理想の恋人って!?

 晃一の声が消え、かわりに背後から自動車のエンジン音が近づいてきた。軽自動車が私たちを追い抜き、そのテールランプが曲がり角を曲がって見えなくなったとき、晃一がボソッと言った。

「俺は変わらないけどな」
「え?」

 晃一を見上げると、彼はまっすぐ前を見ていた。

 〝俺は変わらないけどな〟

 つまり、晃一にはいつからかずっと好きな人がいて、その人を今でも変わらず想い続けてるということなのだろうか。彼が今までフリーだったのは、口が悪いせいでも態度が悪いせいでもなかったのだ。

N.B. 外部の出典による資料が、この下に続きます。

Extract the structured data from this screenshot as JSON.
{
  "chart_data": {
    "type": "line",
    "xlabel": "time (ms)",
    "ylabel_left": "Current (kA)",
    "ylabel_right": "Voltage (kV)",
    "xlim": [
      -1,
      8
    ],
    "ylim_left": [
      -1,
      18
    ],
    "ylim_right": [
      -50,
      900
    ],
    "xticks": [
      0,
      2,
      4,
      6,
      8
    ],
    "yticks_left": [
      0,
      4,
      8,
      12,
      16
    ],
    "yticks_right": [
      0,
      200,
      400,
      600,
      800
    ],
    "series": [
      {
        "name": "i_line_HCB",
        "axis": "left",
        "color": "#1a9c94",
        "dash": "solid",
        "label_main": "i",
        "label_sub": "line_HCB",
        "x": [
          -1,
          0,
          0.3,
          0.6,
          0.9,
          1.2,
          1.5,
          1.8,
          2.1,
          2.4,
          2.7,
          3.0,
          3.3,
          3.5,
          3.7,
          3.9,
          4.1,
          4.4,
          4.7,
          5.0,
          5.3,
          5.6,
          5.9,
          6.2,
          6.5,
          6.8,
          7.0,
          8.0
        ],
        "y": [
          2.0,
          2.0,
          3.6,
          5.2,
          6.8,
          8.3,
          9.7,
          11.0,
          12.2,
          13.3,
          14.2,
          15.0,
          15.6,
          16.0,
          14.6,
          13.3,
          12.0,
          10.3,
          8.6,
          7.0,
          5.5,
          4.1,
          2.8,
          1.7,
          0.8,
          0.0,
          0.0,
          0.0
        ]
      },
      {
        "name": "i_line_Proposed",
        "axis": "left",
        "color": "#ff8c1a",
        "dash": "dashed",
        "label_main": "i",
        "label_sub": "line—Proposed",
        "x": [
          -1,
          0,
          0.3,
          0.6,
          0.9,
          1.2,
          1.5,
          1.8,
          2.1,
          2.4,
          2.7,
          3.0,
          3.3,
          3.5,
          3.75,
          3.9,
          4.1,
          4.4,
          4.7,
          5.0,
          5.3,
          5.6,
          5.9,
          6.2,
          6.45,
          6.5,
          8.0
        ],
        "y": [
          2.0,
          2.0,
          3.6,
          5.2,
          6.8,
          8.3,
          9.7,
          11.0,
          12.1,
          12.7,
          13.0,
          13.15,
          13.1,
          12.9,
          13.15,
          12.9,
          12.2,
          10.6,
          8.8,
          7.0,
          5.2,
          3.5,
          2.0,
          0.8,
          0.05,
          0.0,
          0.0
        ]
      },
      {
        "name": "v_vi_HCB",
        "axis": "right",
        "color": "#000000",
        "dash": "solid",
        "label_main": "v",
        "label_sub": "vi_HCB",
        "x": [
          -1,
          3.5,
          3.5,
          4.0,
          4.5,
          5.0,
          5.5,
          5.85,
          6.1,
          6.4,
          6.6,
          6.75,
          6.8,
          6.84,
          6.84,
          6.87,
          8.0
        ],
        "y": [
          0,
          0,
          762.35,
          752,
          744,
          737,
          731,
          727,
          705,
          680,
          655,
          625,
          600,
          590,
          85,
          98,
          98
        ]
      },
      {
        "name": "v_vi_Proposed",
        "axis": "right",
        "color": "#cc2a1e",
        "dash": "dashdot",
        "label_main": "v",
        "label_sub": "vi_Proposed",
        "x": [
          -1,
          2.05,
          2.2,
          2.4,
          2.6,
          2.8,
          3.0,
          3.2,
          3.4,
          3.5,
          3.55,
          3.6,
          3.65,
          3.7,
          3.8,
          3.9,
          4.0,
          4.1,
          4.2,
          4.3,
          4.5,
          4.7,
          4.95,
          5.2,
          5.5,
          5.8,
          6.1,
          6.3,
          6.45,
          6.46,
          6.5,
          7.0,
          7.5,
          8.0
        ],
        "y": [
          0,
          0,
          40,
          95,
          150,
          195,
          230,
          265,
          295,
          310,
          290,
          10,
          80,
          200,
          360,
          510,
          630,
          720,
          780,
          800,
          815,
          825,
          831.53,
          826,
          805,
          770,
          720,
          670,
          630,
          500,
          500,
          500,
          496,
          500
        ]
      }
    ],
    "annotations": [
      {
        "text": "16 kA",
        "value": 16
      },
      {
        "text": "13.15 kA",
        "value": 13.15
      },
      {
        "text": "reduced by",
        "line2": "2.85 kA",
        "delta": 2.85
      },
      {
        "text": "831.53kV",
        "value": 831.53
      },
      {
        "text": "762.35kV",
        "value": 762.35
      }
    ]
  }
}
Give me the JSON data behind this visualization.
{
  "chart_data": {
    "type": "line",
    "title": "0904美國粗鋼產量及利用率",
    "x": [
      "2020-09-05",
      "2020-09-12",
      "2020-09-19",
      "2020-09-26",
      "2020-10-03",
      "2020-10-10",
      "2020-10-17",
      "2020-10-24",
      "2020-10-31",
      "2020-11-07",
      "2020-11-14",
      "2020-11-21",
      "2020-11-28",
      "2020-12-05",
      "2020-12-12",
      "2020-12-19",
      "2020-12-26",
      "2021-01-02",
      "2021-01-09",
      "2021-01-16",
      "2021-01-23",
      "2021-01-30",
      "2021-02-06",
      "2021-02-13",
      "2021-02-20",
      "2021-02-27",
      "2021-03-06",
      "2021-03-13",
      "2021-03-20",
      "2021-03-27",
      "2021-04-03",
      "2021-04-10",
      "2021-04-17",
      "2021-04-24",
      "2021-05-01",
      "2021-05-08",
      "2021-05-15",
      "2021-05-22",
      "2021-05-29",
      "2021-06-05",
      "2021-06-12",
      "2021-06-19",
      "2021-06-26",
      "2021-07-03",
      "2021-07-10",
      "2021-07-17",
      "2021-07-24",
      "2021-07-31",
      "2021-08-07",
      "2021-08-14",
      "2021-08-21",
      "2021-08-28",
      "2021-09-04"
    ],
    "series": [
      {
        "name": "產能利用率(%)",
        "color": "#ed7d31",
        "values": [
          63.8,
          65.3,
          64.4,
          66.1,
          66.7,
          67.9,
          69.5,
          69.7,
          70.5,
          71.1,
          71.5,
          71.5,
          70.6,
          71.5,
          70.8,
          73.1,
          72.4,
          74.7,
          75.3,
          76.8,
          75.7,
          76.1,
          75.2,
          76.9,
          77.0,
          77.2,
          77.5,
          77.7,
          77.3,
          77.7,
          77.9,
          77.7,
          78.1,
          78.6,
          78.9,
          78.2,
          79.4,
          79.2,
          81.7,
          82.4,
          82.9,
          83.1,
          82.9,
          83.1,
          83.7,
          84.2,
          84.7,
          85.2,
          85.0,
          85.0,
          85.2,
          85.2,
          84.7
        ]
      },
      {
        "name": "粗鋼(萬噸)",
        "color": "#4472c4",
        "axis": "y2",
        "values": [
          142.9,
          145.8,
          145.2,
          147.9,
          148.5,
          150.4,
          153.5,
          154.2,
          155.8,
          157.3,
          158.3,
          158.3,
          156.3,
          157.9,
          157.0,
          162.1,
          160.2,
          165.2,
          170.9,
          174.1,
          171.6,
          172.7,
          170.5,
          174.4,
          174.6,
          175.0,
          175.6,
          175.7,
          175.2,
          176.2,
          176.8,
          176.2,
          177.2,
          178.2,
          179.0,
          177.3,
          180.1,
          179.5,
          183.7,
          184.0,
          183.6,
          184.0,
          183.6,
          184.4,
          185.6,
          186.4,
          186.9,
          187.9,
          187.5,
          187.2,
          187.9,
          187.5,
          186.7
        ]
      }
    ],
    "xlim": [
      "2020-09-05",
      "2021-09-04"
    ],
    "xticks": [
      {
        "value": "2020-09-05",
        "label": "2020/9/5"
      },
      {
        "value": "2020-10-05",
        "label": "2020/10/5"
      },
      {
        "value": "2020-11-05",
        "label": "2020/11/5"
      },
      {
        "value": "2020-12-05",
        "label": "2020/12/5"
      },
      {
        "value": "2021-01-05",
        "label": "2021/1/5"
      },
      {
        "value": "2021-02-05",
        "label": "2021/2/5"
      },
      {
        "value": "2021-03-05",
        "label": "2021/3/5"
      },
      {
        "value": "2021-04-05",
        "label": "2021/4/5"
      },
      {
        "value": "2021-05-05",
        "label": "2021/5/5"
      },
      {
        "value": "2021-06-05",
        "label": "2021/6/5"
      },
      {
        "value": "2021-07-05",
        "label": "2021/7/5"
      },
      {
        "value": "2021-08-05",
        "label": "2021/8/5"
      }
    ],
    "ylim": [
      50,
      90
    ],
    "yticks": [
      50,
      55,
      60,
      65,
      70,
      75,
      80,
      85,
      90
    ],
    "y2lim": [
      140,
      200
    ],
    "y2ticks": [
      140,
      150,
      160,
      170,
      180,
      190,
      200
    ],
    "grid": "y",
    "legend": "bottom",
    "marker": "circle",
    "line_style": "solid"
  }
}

 きっとその人は清楚なワンピースの似合う女性で、こうやって形だけ繕っている私とは違うんだ……。

 斜め前を歩く晃一の横顔はすごく真剣だった。私にはいつもニヤけた顔で憎まれ口を叩くくせに。

 そう思うと、胸がギュッと締めつけられるように痛い。

 こんな気持ちになるなんて……こんなふうに晃一に心を持って行かれてしまうなんて。やっぱりこんなデート、するべきじゃなかったんだ。叶わない恋に落ちてしまうくらいなら、晃一とは幼馴染みで、友達の彼氏の友達という関係のままでいたかった。